At the 2015 general election, NSP initially planned to field a candidate against PAP in the MacPherson SMC but decided to pull out of the contest when WP announced it had planned to contest in the constituency also. NSP later changed its mind and fielded Steve Chia in the constituency. Chia would later pull out of the contest citing internet abuse over his participation. As a result, NSP fielded Cheo for the contest. NSP's Acting Secretary-General, Hazel Poa, resigned from the party, stating that she disagreed with the decision of the party's Central Executive Committee to contest in MacPherson.

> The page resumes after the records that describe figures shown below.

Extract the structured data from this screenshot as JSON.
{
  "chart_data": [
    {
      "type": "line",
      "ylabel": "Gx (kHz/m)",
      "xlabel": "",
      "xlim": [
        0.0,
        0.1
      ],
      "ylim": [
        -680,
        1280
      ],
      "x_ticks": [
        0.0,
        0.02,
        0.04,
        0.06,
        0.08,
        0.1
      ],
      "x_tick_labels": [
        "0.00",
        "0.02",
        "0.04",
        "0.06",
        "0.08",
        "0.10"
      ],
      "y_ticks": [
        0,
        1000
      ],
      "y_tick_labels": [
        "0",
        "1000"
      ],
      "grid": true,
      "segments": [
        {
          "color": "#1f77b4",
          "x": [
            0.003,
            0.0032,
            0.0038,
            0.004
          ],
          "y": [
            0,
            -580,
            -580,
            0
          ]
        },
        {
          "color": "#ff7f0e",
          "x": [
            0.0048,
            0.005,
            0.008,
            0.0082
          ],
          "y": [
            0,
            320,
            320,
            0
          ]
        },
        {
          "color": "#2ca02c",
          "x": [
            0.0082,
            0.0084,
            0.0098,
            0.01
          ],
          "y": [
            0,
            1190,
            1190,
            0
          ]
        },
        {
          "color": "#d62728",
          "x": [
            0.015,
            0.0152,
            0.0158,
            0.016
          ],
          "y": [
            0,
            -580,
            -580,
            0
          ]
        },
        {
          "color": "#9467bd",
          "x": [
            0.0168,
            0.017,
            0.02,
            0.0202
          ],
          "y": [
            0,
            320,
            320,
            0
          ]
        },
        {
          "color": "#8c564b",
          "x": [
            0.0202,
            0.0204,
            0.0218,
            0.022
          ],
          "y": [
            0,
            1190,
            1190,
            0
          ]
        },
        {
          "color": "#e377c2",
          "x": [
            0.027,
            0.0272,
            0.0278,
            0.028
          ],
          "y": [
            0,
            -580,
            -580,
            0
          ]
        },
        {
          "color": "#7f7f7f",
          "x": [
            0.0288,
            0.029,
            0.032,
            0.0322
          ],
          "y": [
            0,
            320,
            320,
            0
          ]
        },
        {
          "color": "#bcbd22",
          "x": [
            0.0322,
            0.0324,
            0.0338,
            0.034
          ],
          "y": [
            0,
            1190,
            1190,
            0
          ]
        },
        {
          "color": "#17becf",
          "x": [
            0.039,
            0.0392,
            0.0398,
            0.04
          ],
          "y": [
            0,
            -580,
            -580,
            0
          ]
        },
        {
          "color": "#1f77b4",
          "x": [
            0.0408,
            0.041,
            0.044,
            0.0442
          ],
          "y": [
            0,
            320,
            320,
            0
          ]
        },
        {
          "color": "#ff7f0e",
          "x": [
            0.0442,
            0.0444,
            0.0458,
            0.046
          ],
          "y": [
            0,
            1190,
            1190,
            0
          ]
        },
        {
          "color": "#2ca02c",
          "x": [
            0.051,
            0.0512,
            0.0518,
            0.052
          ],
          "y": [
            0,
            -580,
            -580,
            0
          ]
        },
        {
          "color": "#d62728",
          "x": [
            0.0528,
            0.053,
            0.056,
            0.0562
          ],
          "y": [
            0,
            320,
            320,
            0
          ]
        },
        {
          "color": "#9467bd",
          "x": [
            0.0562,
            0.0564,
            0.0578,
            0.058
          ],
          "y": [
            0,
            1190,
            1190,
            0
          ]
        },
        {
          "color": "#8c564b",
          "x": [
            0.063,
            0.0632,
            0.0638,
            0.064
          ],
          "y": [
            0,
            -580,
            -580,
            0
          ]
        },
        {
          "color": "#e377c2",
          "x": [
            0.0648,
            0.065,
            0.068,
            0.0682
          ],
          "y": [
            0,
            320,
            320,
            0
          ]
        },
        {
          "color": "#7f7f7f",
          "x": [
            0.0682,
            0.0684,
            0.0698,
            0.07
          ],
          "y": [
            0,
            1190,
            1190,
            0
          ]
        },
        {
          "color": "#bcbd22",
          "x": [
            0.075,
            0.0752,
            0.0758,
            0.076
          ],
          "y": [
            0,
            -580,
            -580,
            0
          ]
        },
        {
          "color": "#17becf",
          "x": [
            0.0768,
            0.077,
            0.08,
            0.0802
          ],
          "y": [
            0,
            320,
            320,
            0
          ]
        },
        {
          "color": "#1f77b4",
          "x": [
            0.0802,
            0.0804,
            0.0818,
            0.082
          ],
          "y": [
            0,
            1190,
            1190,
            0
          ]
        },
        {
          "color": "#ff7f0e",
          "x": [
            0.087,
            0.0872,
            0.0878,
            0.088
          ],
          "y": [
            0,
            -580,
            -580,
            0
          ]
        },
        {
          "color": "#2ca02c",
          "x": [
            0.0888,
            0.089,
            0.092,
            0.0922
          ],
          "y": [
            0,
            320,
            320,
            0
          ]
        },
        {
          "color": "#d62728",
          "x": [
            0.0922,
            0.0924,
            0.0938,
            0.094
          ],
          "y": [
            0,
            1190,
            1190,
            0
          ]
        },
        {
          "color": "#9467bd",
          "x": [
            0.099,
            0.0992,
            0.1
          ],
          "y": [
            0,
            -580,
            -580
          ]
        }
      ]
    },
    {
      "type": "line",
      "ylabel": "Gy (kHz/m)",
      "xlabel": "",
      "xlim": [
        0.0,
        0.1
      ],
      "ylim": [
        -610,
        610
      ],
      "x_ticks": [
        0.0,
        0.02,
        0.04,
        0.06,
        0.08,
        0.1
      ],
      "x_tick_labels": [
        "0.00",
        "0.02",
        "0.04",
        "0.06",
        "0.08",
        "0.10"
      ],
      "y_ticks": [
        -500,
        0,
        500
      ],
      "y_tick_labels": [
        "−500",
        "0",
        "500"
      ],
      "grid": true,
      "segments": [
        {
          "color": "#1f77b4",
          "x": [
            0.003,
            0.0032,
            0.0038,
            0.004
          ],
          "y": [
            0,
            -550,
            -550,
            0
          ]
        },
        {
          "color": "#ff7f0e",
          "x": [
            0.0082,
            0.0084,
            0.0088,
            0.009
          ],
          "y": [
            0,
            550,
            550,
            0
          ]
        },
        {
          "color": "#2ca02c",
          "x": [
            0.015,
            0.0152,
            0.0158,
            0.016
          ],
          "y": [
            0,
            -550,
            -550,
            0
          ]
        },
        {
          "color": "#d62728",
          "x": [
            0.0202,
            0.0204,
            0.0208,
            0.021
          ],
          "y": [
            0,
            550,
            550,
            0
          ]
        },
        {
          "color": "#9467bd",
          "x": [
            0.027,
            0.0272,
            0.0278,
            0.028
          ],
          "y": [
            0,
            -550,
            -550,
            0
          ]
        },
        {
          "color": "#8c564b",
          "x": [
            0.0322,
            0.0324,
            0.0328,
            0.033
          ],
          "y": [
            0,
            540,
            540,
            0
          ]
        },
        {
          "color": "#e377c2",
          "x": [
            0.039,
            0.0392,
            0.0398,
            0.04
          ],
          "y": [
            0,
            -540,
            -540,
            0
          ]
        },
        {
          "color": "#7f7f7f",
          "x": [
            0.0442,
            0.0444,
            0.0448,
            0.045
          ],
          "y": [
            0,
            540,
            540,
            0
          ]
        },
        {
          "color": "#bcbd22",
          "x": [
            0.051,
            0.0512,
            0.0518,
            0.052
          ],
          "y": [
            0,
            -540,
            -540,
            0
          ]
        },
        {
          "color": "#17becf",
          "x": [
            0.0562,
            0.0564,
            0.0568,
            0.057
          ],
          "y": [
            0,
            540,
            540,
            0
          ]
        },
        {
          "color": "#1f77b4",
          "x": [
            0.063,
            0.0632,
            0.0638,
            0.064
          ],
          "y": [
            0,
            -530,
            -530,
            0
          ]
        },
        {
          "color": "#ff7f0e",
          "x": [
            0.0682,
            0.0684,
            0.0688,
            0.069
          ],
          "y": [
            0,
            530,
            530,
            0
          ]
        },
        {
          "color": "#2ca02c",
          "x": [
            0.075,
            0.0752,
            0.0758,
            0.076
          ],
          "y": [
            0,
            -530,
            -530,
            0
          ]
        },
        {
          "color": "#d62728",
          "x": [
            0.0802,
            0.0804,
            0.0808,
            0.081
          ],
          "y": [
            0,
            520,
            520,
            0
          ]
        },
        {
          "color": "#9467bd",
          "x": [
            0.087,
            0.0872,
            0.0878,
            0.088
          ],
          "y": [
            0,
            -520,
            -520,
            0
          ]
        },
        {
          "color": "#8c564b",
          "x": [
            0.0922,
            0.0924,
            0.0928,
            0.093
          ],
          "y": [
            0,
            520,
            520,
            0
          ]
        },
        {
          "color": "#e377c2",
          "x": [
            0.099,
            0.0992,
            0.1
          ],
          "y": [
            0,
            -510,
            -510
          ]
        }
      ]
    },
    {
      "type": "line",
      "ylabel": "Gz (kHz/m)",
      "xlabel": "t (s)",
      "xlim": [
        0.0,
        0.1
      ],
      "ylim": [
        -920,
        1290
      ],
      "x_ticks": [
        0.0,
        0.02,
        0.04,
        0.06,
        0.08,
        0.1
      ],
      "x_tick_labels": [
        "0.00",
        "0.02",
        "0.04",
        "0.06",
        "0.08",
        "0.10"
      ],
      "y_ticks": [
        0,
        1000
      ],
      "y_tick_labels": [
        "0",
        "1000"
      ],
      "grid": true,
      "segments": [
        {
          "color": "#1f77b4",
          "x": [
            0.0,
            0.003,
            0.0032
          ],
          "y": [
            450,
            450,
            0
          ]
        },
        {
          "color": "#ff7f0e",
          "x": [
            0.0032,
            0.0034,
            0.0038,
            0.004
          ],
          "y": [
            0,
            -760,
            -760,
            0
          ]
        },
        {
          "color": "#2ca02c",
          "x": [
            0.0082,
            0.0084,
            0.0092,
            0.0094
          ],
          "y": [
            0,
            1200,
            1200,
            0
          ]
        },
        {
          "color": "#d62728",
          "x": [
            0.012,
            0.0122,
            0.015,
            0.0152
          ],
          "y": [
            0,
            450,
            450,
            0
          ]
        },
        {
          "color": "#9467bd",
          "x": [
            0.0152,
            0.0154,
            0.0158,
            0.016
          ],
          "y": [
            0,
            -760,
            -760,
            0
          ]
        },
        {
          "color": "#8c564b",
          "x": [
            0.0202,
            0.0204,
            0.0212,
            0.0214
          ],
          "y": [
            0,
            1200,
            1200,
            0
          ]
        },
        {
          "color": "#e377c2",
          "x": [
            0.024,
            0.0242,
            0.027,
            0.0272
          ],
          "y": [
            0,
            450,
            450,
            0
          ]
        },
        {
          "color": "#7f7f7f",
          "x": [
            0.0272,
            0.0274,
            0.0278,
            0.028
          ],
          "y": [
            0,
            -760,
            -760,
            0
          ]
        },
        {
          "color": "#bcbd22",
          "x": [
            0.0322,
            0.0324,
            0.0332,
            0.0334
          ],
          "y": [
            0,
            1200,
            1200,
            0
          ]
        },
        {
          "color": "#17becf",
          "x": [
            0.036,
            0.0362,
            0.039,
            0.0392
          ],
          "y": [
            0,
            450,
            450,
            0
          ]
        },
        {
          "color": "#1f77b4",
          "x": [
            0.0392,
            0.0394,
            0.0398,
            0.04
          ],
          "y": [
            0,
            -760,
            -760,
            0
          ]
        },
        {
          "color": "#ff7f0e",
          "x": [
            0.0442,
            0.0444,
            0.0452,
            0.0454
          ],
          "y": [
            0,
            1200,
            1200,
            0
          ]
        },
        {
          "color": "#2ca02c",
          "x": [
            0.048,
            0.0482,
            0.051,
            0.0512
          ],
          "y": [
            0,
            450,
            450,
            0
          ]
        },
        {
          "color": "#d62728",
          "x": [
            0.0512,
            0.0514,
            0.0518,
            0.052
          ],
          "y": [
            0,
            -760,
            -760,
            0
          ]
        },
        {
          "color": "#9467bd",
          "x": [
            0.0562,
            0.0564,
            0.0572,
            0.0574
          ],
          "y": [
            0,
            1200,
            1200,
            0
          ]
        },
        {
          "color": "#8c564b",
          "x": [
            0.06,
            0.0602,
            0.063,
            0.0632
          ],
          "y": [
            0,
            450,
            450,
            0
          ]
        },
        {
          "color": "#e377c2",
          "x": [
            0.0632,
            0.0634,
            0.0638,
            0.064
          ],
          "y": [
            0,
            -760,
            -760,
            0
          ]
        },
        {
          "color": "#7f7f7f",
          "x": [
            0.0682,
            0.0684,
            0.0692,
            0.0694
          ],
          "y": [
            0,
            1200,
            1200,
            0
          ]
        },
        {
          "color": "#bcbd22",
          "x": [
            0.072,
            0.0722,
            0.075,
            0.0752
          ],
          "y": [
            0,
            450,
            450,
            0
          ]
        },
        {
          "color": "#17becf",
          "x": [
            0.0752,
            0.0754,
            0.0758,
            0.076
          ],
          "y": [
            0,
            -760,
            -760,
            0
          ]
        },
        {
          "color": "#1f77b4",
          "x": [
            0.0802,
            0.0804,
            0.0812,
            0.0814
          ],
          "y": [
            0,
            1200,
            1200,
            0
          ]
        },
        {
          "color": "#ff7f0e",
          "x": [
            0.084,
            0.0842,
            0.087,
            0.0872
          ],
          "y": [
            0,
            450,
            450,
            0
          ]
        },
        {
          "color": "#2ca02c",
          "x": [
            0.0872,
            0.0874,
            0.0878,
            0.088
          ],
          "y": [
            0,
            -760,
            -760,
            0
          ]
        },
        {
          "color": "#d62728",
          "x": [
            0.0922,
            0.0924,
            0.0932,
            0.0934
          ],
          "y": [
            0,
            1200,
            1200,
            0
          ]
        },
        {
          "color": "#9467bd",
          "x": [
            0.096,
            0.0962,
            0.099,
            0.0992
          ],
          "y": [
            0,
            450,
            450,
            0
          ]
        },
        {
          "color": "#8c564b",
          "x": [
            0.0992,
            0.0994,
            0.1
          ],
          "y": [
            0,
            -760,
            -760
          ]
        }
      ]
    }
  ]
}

During the election campaign, Cheo drew considerable criticism for telling reporters that Tin Pei Ling's status as a new mother was "her weakness" and saying that she might spend more time focusing on her child than on her constituents. Cheo later claimed that this comment was meant as a joke. In the end, Cheo took just 0.8% of the votes in the constituency, compared to Chen's 33.6% and Tin's 65.6%, thus forfeiting his $14,500 election deposit.

== Personal life ==
Cheo died of oesophageal cancer on 4 June 2024, at the age of 73.